Which Credit Score Do Mortgage Lenders Look At?
Understand which specific credit scores mortgage lenders prioritize for your home loan and their impact on your eligibility.
Understand which specific credit scores mortgage lenders prioritize for your home loan and their impact on your eligibility.
Your credit score is central to a mortgage lender’s decision. This three-digit number indicates your likelihood of repaying borrowed funds. A strong credit profile can lead to more favorable loan terms and interest rates, directly impacting your mortgage’s overall cost.
Mortgage lenders primarily rely on specific FICO score versions to evaluate credit risk. FICO scores are predominantly used in mortgage lending due to industry standards set by government-sponsored enterprises like Fannie Mae and Freddie Mac. These entities purchase most conventional mortgage loans and mandate particular FICO score versions.
Lenders typically pull FICO Score 2 from Experian, FICO Score 4 from TransUnion, and FICO Score 5 from Equifax. These are older, industry-specific FICO versions designed for mortgage lending. While newer FICO models and VantageScore exist, FICO scores remain the standard for mortgage underwriting.
Fannie Mae and Freddie Mac set guidelines for the loans they purchase, influencing broader mortgage market credit score requirements. They have approved FICO Score 10 T for future use, but FICO Score 2, 4, and 5 are currently prevalent. Lenders often obtain scores from all three major credit bureaus and typically use the middle score.
Your credit score significantly influences mortgage qualification and terms. Lenders use it to assess lending risk, directly affecting interest rates and loan amounts. A higher score signals lower risk, leading to more attractive loan conditions.
Minimum credit score requirements vary by loan type. Conventional loans generally require a FICO score around 620. Government-backed loans, like FHA loans, often have more flexible requirements. For FHA loans, a 580 score may qualify for a 3.5% down payment, though some lenders prefer 620.
VA loans, backed by the Department of Veterans Affairs, have no official minimum score from the VA. However, most private lenders require at least 620, though some accept 580. USDA loans for rural properties also lack a strict USDA minimum, but lenders generally seek 620, often 640 for automated approvals. A higher credit score, particularly above 740, can lead to the most competitive interest rates and better overall loan terms.

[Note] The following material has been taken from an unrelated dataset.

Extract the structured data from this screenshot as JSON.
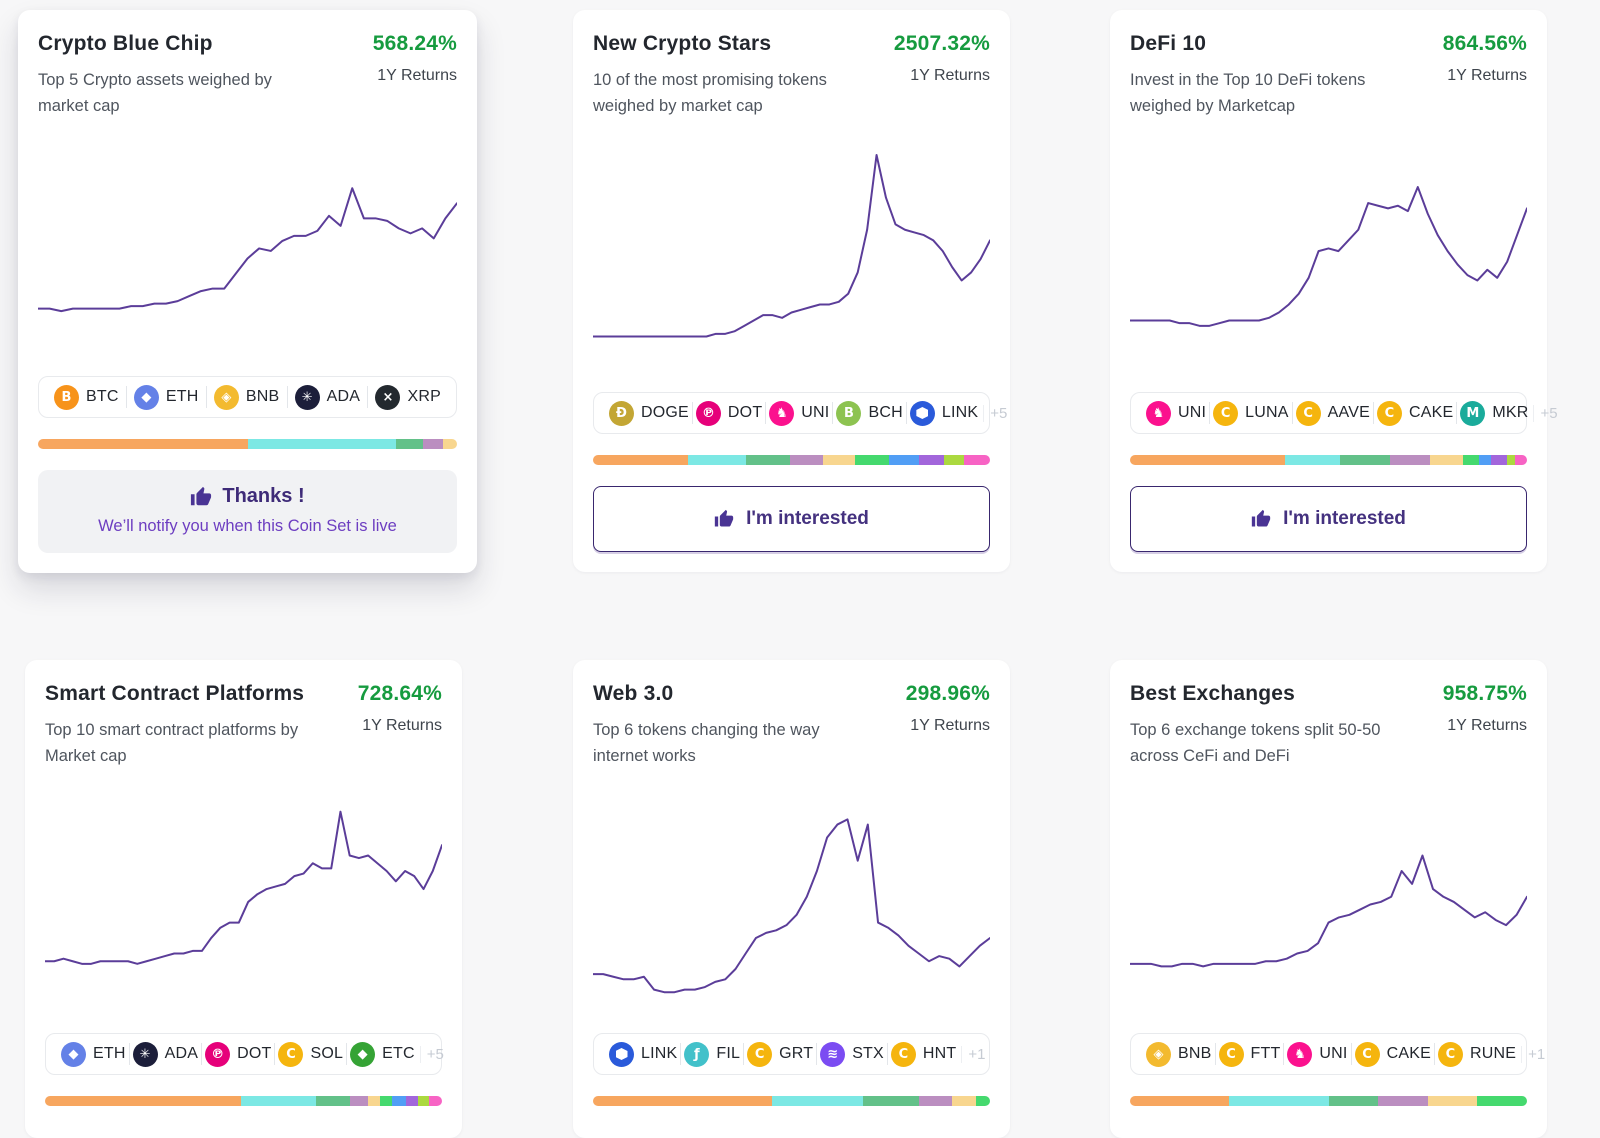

FICO scores, including those used for mortgages, are calculated based on five main categories of information from your credit report. Each category contributes a specific percentage to your overall score. Payment history holds the largest weight, accounting for approximately 35% of the score. This category reflects whether past credit accounts have been paid on time, noting any late payments, collections, or bankruptcies.
The second most influential factor is the amounts owed, which makes up about 30% of the score. This assesses the total debt you carry and, importantly, your credit utilization—the amount of available credit you are using. A lower utilization ratio generally contributes to a better score.
The length of your credit history accounts for approximately 15% of the score. This considers how long your credit accounts have been established and the average age of all your accounts.
New credit inquiries and recently opened accounts represent about 10% of the score. Opening multiple new credit accounts in a short period can indicate increased risk and may temporarily lower your score.
Finally, the types of credit you use, or credit mix, contributes the remaining 10%. This category evaluates the variety of credit accounts, such as credit cards, installment loans, and mortgages, demonstrating your ability to manage different types of credit responsibly.
Accessing the specific FICO scores that mortgage lenders use can differ from checking the common free scores often provided. Many free credit score services offer a VantageScore or a general FICO Score 8, which may not be the exact versions (FICO Score 2, 4, and 5) that mortgage lenders pull. It is important to recognize that scores can vary between different credit bureaus and scoring models.
To get a clearer picture of the scores lenders see, you may need to obtain reports directly from the three major credit bureaus: Experian, TransUnion, and Equifax. Some financial institutions, including banks and credit card issuers participating in the FICO Score Open Access program, provide free FICO scores to their customers. Paid services, such as myFICO.com, also offer access to the specific FICO score versions commonly used in mortgage lending.
Lenders typically pull a tri-merge credit report, which combines data from all three bureaus and provides a FICO score from each. Checking your scores from each bureau is a prudent step, as slight variations in the data reported to each bureau can result in different scores. While the VA does not set a minimum credit score, lenders will still look at a borrower’s overall financial profile, including credit history, when assessing eligibility.